Earlier, one of the sisters Hemalatha Prasad climbed up to the top floor of the multi-storeyed premises and threatened to commit suicide if the police or Ashram Trust authorities evicted them from the quarters.
However, police managed to bring her down.
The dispute between the sisters and the Ashram Trust can be traced back to 2002 when the ashram took disciplinary action against Hemalata Prasad for misconduct after an inquiry by a retired District Judge appointed by Madras High Court.
Ashram sources told PTI that the sisters had levelled serious charges of sexual abuse against many inmates of the ashram and also filed complaints before National Commission for Women in 2004.
The Commission after inquiry found that the allegations by the sisters were false and that they were malicious in nature. The sisters also complained to National Human Rights Commission, which after independent enquiry found that their complaints were false.

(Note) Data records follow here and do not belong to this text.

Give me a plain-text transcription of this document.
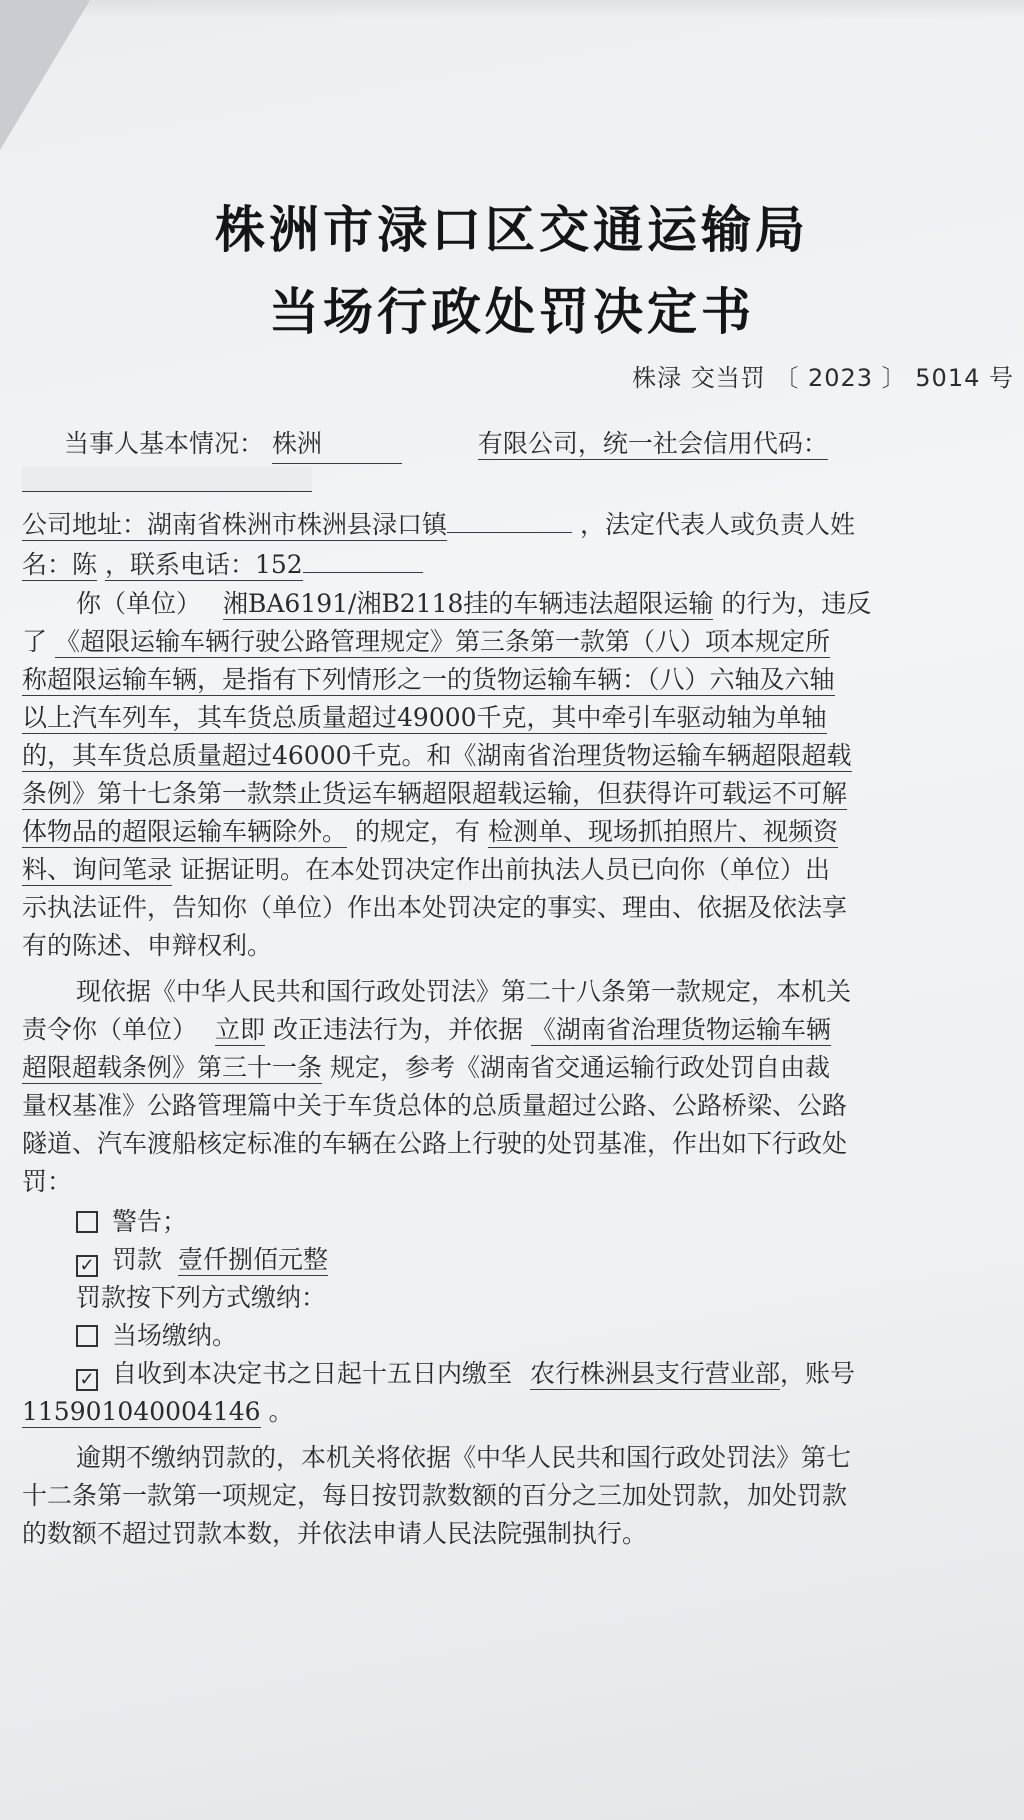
株洲市渌口区交通运输局
当场行政处罚决定书
株渌 交当罚 〔 2023 〕 5014 号
当事人基本情况： 株洲	有限公司，统一社会信用代码：
公司地址：湖南省株洲市株洲县渌口镇	，法定代表人或负责人姓
名：陈 ，联系电话：152
你（单位） 湘BA6191/湘B2118挂的车辆违法超限运输 的行为，违反
了 《超限运输车辆行驶公路管理规定》第三条第一款第（八）项本规定所
称超限运输车辆，是指有下列情形之一的货物运输车辆：（八）六轴及六轴
以上汽车列车，其车货总质量超过49000千克，其中牵引车驱动轴为单轴
的，其车货总质量超过46000千克。和《湖南省治理货物运输车辆超限超载
条例》第十七条第一款禁止货运车辆超限超载运输，但获得许可载运不可解
体物品的超限运输车辆除外。 的规定，有 检测单、现场抓拍照片、视频资
料、询问笔录 证据证明。在本处罚决定作出前执法人员已向你（单位）出
示执法证件，告知你（单位）作出本处罚决定的事实、理由、依据及依法享
有的陈述、申辩权利。
现依据《中华人民共和国行政处罚法》第二十八条第一款规定，本机关
责令你（单位） 立即 改正违法行为，并依据 《湖南省治理货物运输车辆
超限超载条例》第三十一条 规定，参考《湖南省交通运输行政处罚自由裁
量权基准》公路管理篇中关于车货总体的总质量超过公路、公路桥梁、公路
隧道、汽车渡船核定标准的车辆在公路上行驶的处罚基准，作出如下行政处
罚：
警告；
✓ 罚款 壹仟捌佰元整
罚款按下列方式缴纳：
当场缴纳。
✓ 自收到本决定书之日起十五日内缴至 农行株洲县支行营业部，账号
115901040004146 。
逾期不缴纳罚款的，本机关将依据《中华人民共和国行政处罚法》第七
十二条第一款第一项规定，每日按罚款数额的百分之三加处罚款，加处罚款
的数额不超过罚款本数，并依法申请人民法院强制执行。
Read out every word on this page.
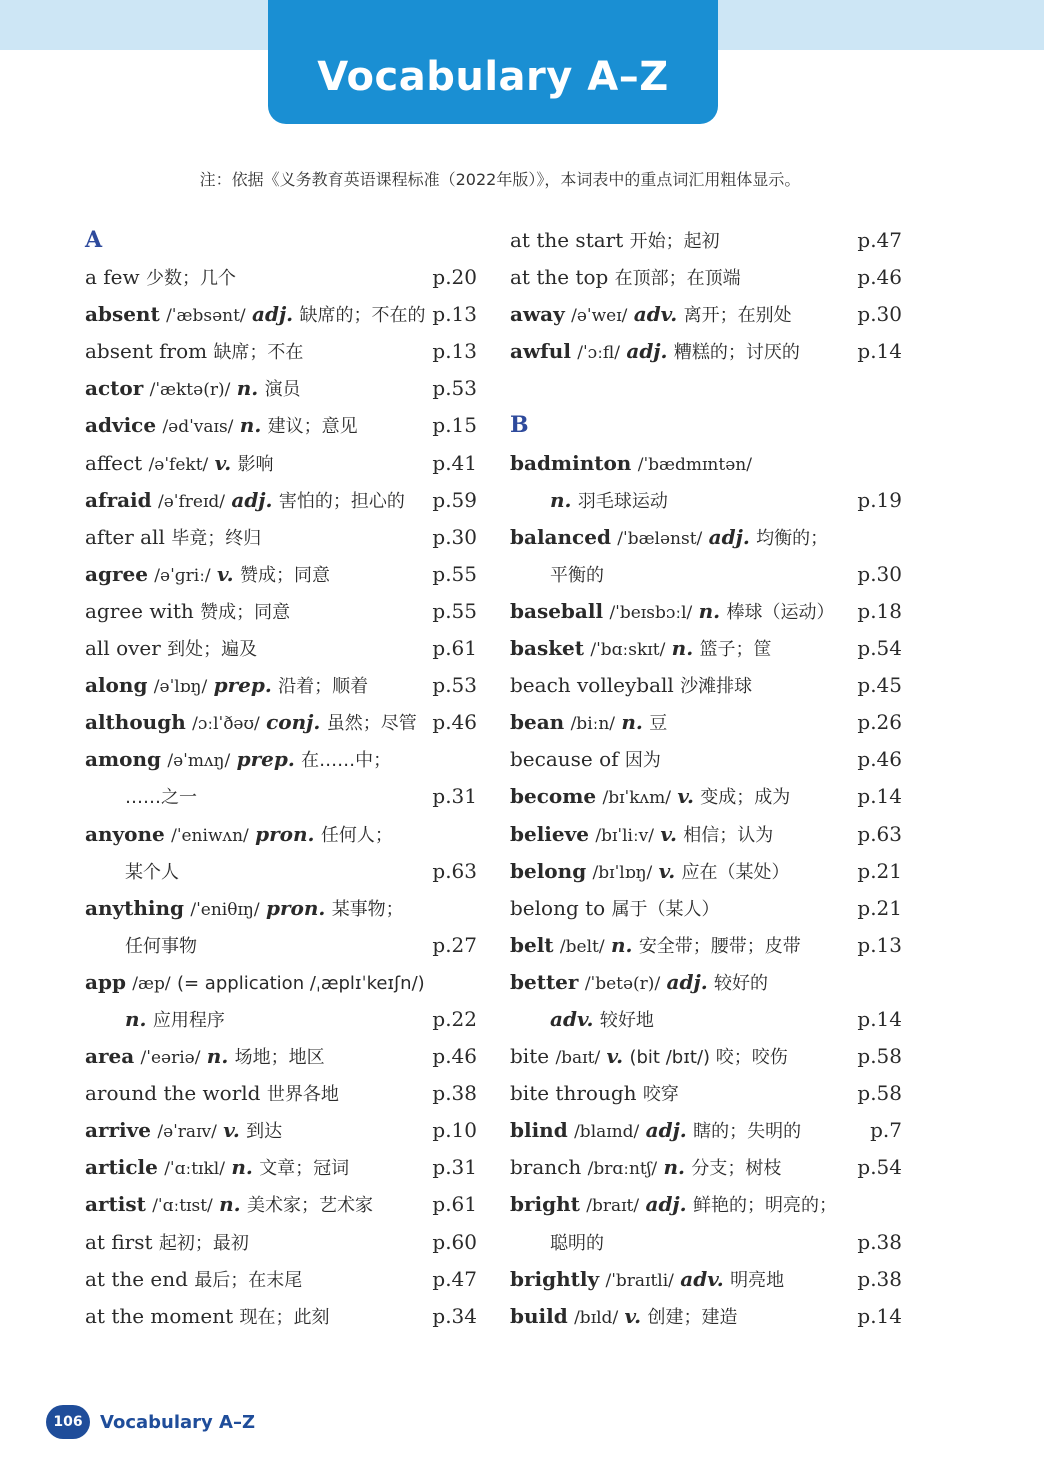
Vocabulary A–Z
注：依据《义务教育英语课程标准（2022年版）》，本词表中的重点词汇用粗体显示。
A
a few 少数；几个	p.20
absent /ˈæbsənt/ adj. 缺席的；不在的 p.13
absent from 缺席；不在	p.13
actor /ˈæktə(r)/ n. 演员	p.53
advice /ədˈvaɪs/ n. 建议；意见	p.15
affect /əˈfekt/ v. 影响	p.41
afraid /əˈfreɪd/ adj. 害怕的；担心的 p.59
after all 毕竟；终归	p.30
agree /əˈɡriː/ v. 赞成；同意	p.55
agree with 赞成；同意	p.55
all over 到处；遍及	p.61
along /əˈlɒŋ/ prep. 沿着；顺着	p.53
although /ɔːlˈðəʊ/ conj. 虽然；尽管 p.46
among /əˈmʌŋ/ prep. 在……中；
……之一	p.31
anyone /ˈeniwʌn/ pron. 任何人；
某个人	p.63
anything /ˈeniθɪŋ/ pron. 某事物；
任何事物	p.27
app /æp/ (= application /ˌæplɪˈkeɪʃn/)
n. 应用程序	p.22
area /ˈeəriə/ n. 场地；地区	p.46
around the world 世界各地	p.38
arrive /əˈraɪv/ v. 到达	p.10
article /ˈɑːtɪkl/ n. 文章；冠词	p.31
artist /ˈɑːtɪst/ n. 美术家；艺术家	p.61
at first 起初；最初	p.60
at the end 最后；在末尾	p.47
at the moment 现在；此刻	p.34
at the start 开始；起初	p.47
at the top 在顶部；在顶端	p.46
away /əˈweɪ/ adv. 离开；在别处	p.30
awful /ˈɔːfl/ adj. 糟糕的；讨厌的	p.14
B
badminton /ˈbædmɪntən/
n. 羽毛球运动	p.19
balanced /ˈbælənst/ adj. 均衡的；
平衡的	p.30
baseball /ˈbeɪsbɔːl/ n. 棒球（运动） p.18
basket /ˈbɑːskɪt/ n. 篮子；筐	p.54
beach volleyball 沙滩排球	p.45
bean /biːn/ n. 豆	p.26
because of 因为	p.46
become /bɪˈkʌm/ v. 变成；成为	p.14
believe /bɪˈliːv/ v. 相信；认为	p.63
belong /bɪˈlɒŋ/ v. 应在（某处）	p.21
belong to 属于（某人）	p.21
belt /belt/ n. 安全带；腰带；皮带	p.13
better /ˈbetə(r)/ adj. 较好的
adv. 较好地	p.14
bite /baɪt/ v. (bit /bɪt/) 咬；咬伤	p.58
bite through 咬穿	p.58
blind /blaɪnd/ adj. 瞎的；失明的	p.7
branch /brɑːntʃ/ n. 分支；树枝	p.54
bright /braɪt/ adj. 鲜艳的；明亮的；
聪明的	p.38
brightly /ˈbraɪtli/ adv. 明亮地	p.38
build /bɪld/ v. 创建；建造	p.14
106 Vocabulary A–Z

The sisters then moved a local court objecting to the disciplinary action. The court directed the Trust not to deny ashram's facilities to the sisters, following which the ashram management moved Madras High Court against the order.
The High Court directed the sisters to leave the ashram by September 2, 2012 and asked them to arrange for their own accommodation outside the ashram.
The sisters then moved the Supreme Court challenging the order.
The Supreme Court in its order in April, 2014, directed the women to vacate the ashram by July 31.
They did not, however, leave the premises, following which the Apex Court issued orders on December 9 on a contempt petition filed by the ashram management, directing the women to vacate the premises within a week failing which the jurisdictional police should evict them.
A police team took the sisters to the All Women Police Station after a heated argument with them, Police Inspector Zinda said.